Might I refer you to the "originalist" prosecution of Daniel Defoe for seditious libel? There is ample precedent for the view that certain private forms of "whistleblowing" are not constitutionally protected.
And indeed, is the "nondiscriminatory" interpretation really correct? Often, only an institutional context allows us to know when a satire is really a satire.

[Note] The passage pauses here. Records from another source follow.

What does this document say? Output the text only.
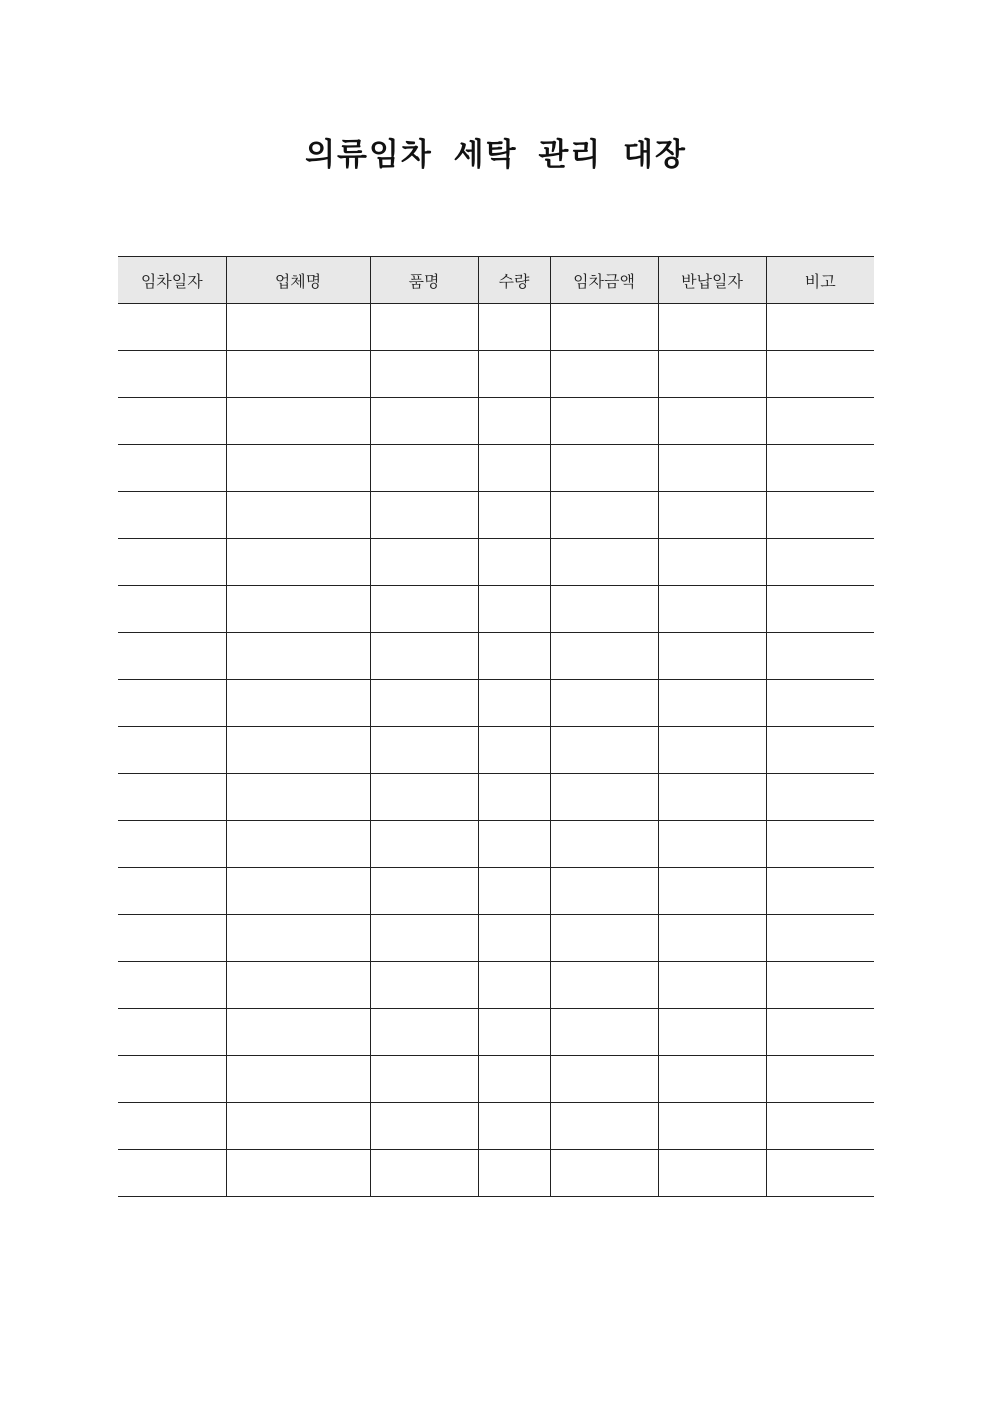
의류임차 세탁 관리 대장
임차일자	업체명	품명	수량	임차금액	반납일자	비고
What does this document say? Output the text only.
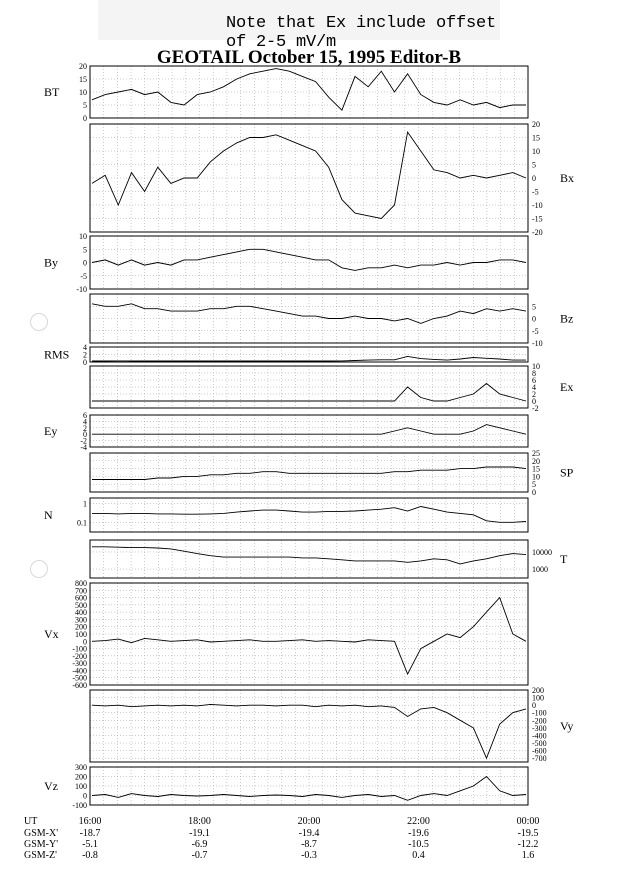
Note that Ex include offset of 2-5 mV/m
GEOTAIL October 15, 1995 Editor-B
20
15
10
5
0
BT
20
15
10
5
0
-5
-10
-15
-20
Bx
10
5
0
-5
-10
By
5
0
-5
-10
Bz
4
2
0
RMS
10
8
6
4
2
0
-2
Ex
6
4
2
0
-2
-4
Ey
25
20
15
10
5
0
SP
1
0.1
N
10000
1000
T
800
700
600
500
400
300
200
100
0
-100
-200
-300
-400
-500
-600
Vx
200
100
0
-100
-200
-300
-400
-500
-600
-700
Vy
300
200
100
0
-100
Vz
UT
GSM-X'
GSM-Y'
GSM-Z'
16:00
-18.7
-5.1
-0.8
18:00
-19.1
-6.9
-0.7
20:00
-19.4
-8.7
-0.3
22:00
-19.6
-10.5
0.4
00:00
-19.5
-12.2
1.6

Thus, anyone who reads a professional Onion parody generally knows that that it's satire. But when we read emails or tweets distributed by amateurs in the "names" of others, then we are dealing with a very serious matter. If a "satire" written by an amateur is not "clear," and if it is not sufficiently "puerile," and can be construed as having been written with the intent to damage a reputation rather than convey an "idea," then it is unprotected conduct rather than speech, and its author ? if he is enough of an amateur ? should be arrested, prosecuted, and jailed, unless he can prove beyond a reasonable doubt that his intent was satirical. Eugene himself has basically made the same point in the past. In this regard, allow me to vehemently protest the recent refusal of the New York Criminal Court to jail our nation's leading criminal "parodist." Such a decision conveys more than a small degree of disrespect for the prosecutorial institution, and should be viewed accordingly. See the documentation at: https://raphaelgolbtrial.wordpress.com/
Note: this was in reply to Eidde above.